For per-metric formulae and signatures see the Metrics API pages. For the design choices behind which disciplines factrix does not implement, see Development § Design notes.

The five sections are the only first-class disciplines in factrix:

  1. HAC SE under overlapping returns — Newey-West with a deterministic bandwidth rule.
  2. Multiple-testing under dependence — Benjamini-Yekutieli FDR, not Bonferroni.
  3. Robust scale and outlier handling — MAD-based winsorisation with the consistency factor; Theil-Sen for slope.
  4. Persistence diagnostics under near-unit-root predictors — augmented Dickey-Fuller (ADF) flag, no auto-correction.
  5. Event-study cross-sectional inference — CAAR cross-event \(t\), BMP-style standardised AR, Corrado rank.

1. HAC SE under overlapping returns

When forward returns span h > 1 periods, consecutive observations inherit MA(h − 1) structure. Two standard responses, with different trade-offs: Newey-West (NW) HAC corrects SE on the full series at the cost of a kernel choice and asymptotic-Gaussian inference, while non-overlapping sampling preserves an exact-distribution t at the cost of a factor of h in effective sample size. factrix exposes both — non-overlap as the default for cell-canonical metrics, NW HAC as an explicit sibling. When NW HAC is selected, factrix uses the Newey-West 1987 Bartlett kernel with a deterministic bandwidth, applied by ic_newey_west, fama_macbeth, pooled_ols, ts_quantile_spread, and ts_asymmetry.

The bandwidth rule is

\[ L = \max\!\left(\lfloor T^{1/3} \rfloor,\; h - 1\right) \]

with \(h\) = forward_periods. The first term is the Andrews 1991 optimal Bartlett growth rate; the second is the Hansen-Hodrick 1980 overlap floor that ensures the kernel covers the MA(h − 1) structure of overlapping returns. factrix takes the maximum so the bandwidth is always at least large enough to absorb the overlap, with the Andrews term taking over once T is large.

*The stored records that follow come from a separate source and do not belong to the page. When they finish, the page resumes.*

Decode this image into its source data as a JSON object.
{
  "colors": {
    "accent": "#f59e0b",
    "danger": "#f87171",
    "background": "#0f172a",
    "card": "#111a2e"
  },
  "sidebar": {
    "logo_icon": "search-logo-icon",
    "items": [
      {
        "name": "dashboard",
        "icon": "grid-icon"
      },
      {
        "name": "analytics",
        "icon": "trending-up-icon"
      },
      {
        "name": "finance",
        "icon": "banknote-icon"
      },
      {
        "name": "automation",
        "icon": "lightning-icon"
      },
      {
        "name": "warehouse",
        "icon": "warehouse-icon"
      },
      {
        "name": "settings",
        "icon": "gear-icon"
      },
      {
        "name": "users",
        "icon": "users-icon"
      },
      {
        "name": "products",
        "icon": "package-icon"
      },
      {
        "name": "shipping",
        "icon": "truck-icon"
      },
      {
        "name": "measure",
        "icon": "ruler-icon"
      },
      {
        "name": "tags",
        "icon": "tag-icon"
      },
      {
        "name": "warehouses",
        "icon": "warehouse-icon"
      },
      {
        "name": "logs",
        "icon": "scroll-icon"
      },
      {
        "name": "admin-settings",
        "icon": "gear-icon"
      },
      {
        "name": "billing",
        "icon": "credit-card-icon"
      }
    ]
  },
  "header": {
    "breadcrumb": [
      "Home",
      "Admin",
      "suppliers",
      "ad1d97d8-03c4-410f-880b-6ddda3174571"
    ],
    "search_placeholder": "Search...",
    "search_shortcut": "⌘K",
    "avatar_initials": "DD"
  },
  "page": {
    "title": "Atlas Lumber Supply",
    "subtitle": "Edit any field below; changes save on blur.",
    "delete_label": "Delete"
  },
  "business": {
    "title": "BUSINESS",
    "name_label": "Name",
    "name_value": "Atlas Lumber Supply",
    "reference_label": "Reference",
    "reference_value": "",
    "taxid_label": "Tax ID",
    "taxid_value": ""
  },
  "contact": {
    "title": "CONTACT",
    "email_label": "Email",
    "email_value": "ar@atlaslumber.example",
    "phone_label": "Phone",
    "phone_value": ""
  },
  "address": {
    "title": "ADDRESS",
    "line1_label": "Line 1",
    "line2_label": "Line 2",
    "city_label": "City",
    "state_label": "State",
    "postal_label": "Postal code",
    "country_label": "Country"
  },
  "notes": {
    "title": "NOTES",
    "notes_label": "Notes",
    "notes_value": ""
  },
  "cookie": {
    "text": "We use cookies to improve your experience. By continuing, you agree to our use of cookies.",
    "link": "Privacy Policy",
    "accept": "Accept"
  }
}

Two choices factrix deliberately did not adopt:

  • The data-adaptive plug-in of Newey-West 1994 is not used. Its sampling variability defeats the point of having a reproducible reported SE; the deterministic Andrews rule is adequate at typical research T and is auditable.
  • The prewhitening refinement of Andrews-Monahan 1992 is also not used. Same reason: deterministic outputs over marginal efficiency.

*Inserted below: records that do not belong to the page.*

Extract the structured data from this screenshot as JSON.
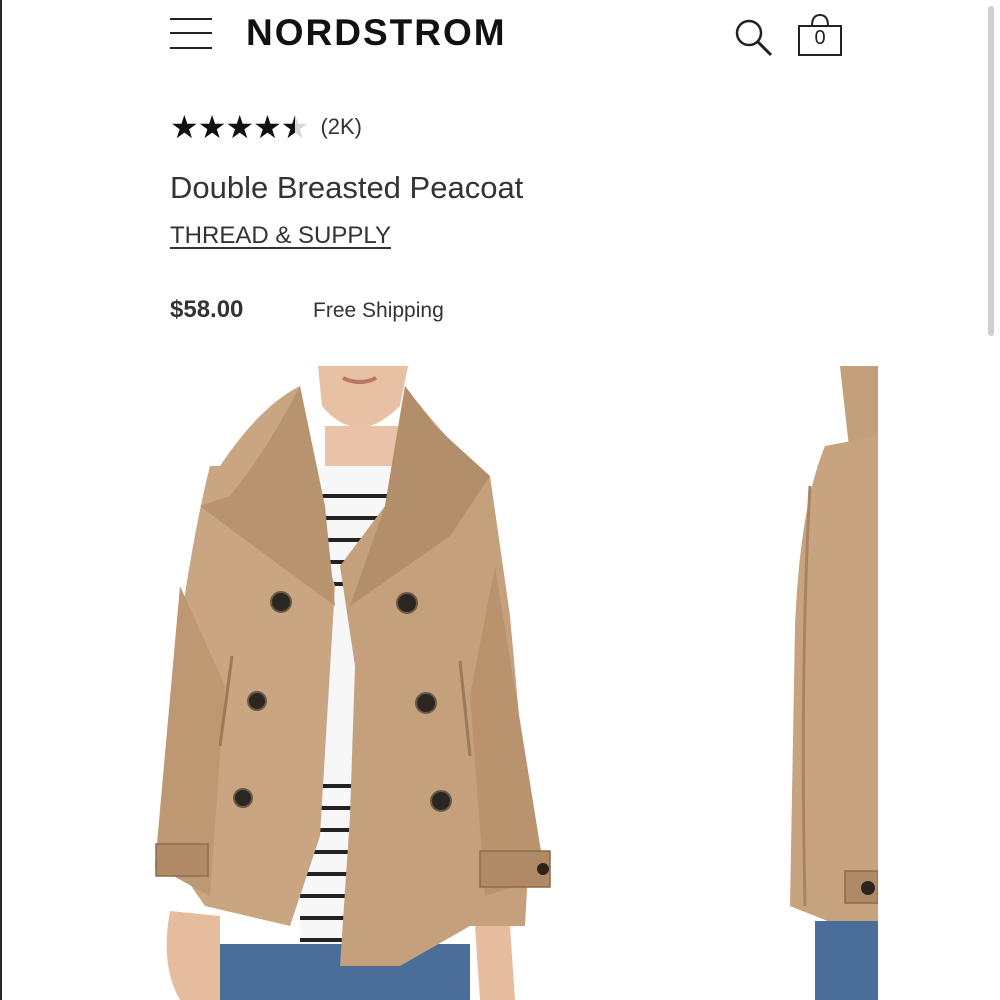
{
  "header": {
    "menu_icon": "hamburger-menu-icon",
    "logo": "NORDSTROM",
    "search_icon": "search-icon",
    "bag_icon": "shopping-bag-icon",
    "bag_count": "0"
  },
  "product": {
    "rating_value": 4.5,
    "rating_max": 5,
    "rating_count": "(2K)",
    "title": "Double Breasted Peacoat",
    "brand": "THREAD & SUPPLY",
    "price": "$58.00",
    "shipping": "Free Shipping"
  },
  "gallery": {
    "images": [
      {
        "name": "coat-front-photo"
      },
      {
        "name": "coat-side-photo"
      }
    ]
  },
  "colors": {
    "coat": "#c9a582",
    "coat_shadow": "#a9855f",
    "text": "#333333"
  }
}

The White 1980 HC0 sandwich estimator is the heteroskedasticity-only ancestor of NW and is mentioned in metric docstrings as background, not implemented separately.

For the FM-cell, the NW HAC sits at stage 2 (Fama-MacBeth 1973). When the Stage-1 regressor is itself an estimated quantity (rolling β, PCA score, ML predictor), fama_macbeth(is_estimated_factor=True) applies the Shanken (1992) single-factor case of the errors-in-variables correction, scaling SE by \(\sqrt{1 + \hat\lambda^2 / \sigma^2_f}\) (Shanken's general multi-factor multiplicative term \(1 + \lambda'\Sigma_f^{-1}\lambda\) collapses to \(1 + \hat\lambda^2 / \sigma^2_f\) when there is one factor). The full Shanken variance has an additional \(+\sigma^2_f / T\) term that factrix omits: at finite \(T\) the omission understates the EIV inflation and so overstates the resulting \(t\). The simplification is honest only when \(T\) is large enough that the dropped term is negligible.

When factor_return_var is not supplied, factrix falls back to \(\mathrm{var}(\hat\beta_t)\) as a proxy for \(\sigma^2_f\). Because \(\hat\beta_t\) already absorbs estimation noise from the upstream factor score, this proxy inflates the denominator of the EIV factor and so further deflates the correction. Treat the betas_timeseries_proxy result as a lower bound on the true inflation — i.e. an upper bound on the reported t.

Default versus paired t-test is a separate choice: the cell-canonical metrics (ic, caar) use non-overlapping resampling as the default rather than NW HAC. NW is exposed as an explicit sibling (ic_newey_west) for callers who prefer the HAC route. Resampling has the advantage of exact rather than asymptotic-Gaussian inference at the cost of a factor of h in effective sample size; users with long panels often prefer NW.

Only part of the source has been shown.